The wine aroma wheel is divided into several sections to help you visualize the different flavours, scents, and aromatic qualities found in most red and white wines. The tasting terms are organized in 3 tiers, from general terms in the centre to specific terms on the outer tier.
First, you need to define which aroma families are present in your wine (fruits, flowers, vegetal, etc.). Then, the Wine Aroma Wheel will help you narrow down the aroma family to a more precise aroma subfamily (e.g. citrus, red berries, dry herbs, nuts, etc.) to finally the exact aroma itself.

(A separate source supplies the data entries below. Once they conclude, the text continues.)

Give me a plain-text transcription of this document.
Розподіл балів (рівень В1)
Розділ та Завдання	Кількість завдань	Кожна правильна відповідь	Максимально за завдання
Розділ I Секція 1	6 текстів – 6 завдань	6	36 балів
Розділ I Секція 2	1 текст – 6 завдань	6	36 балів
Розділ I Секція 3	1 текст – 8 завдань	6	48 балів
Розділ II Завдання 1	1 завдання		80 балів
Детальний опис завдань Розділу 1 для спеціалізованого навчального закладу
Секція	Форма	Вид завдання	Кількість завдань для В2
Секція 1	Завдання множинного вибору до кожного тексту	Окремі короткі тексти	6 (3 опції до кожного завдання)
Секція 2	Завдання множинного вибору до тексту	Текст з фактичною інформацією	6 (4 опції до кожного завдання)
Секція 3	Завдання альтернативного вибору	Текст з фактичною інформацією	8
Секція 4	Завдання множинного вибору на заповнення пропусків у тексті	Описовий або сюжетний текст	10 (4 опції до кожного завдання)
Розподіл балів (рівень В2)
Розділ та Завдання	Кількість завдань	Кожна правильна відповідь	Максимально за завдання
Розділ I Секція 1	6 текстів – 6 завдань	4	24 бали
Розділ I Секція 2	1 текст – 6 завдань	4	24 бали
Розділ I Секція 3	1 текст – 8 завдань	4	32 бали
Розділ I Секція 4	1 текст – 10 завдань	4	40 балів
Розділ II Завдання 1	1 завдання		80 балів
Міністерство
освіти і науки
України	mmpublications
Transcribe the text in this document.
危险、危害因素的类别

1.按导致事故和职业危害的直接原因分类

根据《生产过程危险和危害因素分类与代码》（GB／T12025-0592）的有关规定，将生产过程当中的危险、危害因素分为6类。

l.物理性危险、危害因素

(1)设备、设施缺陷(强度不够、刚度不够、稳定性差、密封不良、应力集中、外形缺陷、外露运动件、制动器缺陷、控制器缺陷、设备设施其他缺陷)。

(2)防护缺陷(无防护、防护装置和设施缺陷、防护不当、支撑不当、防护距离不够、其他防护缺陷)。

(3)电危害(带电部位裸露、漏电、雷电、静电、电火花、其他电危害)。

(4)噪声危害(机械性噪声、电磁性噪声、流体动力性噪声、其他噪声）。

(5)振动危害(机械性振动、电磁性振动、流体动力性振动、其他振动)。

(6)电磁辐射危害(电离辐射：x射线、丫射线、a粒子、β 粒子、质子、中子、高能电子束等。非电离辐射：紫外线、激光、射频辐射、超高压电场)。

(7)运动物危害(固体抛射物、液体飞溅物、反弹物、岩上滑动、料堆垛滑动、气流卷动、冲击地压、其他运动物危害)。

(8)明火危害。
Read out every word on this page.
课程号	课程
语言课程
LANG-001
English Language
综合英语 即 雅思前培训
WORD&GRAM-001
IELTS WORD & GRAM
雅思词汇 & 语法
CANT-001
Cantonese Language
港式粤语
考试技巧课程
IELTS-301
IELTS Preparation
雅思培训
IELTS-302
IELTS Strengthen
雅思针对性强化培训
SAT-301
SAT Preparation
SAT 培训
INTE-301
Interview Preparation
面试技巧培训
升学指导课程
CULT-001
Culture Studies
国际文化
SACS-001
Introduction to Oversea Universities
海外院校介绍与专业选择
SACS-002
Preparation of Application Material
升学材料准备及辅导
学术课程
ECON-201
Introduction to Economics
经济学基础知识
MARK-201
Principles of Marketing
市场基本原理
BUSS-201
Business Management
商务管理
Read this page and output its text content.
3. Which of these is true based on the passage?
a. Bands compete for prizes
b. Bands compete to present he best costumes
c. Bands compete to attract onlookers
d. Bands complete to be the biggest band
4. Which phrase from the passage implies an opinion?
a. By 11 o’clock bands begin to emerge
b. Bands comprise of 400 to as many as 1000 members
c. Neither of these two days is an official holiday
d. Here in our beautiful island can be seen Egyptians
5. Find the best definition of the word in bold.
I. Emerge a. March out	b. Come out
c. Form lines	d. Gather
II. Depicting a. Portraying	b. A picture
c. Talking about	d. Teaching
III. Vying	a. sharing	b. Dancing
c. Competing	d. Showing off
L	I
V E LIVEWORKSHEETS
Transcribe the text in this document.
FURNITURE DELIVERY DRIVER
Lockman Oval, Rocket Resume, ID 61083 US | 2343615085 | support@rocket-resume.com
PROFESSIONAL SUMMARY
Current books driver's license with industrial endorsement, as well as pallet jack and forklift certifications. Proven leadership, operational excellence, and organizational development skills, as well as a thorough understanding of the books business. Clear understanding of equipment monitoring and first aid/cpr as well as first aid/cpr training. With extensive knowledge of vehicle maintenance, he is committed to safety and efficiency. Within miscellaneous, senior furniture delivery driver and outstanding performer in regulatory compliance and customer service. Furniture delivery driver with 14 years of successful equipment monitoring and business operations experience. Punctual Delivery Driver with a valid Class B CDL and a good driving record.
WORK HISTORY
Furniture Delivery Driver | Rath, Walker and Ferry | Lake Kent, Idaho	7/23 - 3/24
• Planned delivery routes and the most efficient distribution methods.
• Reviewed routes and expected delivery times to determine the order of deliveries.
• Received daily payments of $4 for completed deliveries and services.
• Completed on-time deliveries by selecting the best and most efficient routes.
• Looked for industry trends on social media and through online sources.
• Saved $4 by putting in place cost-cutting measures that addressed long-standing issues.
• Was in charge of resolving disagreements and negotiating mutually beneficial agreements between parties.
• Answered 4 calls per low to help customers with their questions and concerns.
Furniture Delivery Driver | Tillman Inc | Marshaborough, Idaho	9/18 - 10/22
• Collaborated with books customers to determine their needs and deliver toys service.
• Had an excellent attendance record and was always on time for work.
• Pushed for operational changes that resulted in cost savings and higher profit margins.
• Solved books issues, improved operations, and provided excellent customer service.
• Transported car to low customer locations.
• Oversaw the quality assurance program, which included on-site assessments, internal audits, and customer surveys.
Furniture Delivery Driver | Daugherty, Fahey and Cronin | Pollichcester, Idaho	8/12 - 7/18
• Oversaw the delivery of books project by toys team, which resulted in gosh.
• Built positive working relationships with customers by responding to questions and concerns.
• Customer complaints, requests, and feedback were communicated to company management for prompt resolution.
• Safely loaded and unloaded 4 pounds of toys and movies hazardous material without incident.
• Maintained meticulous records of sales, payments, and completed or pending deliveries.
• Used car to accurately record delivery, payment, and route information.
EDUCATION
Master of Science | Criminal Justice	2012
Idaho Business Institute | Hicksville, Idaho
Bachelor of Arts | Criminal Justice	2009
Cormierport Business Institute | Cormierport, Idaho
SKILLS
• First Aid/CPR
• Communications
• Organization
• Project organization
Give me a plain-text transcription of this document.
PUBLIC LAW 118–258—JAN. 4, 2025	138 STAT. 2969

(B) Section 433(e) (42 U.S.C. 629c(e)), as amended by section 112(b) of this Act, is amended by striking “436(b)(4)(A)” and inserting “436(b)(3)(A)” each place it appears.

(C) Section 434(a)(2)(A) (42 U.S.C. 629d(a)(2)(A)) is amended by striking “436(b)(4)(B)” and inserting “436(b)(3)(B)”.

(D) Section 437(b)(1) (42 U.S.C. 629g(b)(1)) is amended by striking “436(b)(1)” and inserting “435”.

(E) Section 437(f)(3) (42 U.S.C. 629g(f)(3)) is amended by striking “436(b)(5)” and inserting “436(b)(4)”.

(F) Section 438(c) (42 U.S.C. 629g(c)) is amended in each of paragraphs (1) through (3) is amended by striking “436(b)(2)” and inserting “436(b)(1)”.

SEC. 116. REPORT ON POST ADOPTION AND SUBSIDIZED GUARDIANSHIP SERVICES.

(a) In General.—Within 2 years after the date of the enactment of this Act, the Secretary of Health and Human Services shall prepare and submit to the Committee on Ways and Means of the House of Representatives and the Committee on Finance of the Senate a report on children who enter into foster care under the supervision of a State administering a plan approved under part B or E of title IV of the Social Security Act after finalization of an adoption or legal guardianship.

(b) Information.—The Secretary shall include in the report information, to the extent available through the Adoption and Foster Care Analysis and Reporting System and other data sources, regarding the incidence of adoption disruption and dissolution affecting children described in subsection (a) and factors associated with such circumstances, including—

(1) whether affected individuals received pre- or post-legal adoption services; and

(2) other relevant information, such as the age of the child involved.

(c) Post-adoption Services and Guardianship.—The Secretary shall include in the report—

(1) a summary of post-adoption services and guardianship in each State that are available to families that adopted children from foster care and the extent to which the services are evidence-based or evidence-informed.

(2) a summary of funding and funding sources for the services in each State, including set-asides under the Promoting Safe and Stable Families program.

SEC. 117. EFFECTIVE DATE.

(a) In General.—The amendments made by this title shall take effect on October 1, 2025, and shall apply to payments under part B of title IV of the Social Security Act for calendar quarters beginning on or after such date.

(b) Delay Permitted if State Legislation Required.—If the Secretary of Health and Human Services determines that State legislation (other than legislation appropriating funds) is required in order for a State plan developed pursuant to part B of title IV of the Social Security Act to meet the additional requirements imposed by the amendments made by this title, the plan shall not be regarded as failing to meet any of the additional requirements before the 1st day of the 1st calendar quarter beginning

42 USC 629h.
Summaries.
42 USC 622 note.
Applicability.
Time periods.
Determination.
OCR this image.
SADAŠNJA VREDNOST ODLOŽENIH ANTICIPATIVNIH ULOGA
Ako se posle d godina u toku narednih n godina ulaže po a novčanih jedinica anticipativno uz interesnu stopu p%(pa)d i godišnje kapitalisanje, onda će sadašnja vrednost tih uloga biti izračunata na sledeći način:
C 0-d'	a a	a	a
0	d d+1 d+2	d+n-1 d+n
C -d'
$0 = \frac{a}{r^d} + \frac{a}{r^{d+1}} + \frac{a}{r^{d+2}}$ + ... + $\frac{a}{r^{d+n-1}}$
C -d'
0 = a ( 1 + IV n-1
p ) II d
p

Primary aromas are the early scents that come predominantly from the fruits. In red wines, these include berries, grape, cherry, strawberry, and other red fruits. In white wines, the early aromatic qualities most often expressed range from citrus to apple, pear, pineapple, or other tropical fruits. Young wines often offer coffee, vanilla, or chocolate notes from the oak, as well as floral, stone, licorice, and jammy scents. Secondary aromas come from the fermentation process, which includes yeast and other microbes. Tertiary aromas (or "bouquets") come from aging wine. Aging aromas come from oxidation and resting the wine in oak or bottles.
There are many wine aroma wheels available, including the Wine Aroma Wheel created by Dr. Ann C. Noble at UC Davis, the Wine Folly Aroma Charts (available in digital format), and the Sommelier Wine Aroma Kit.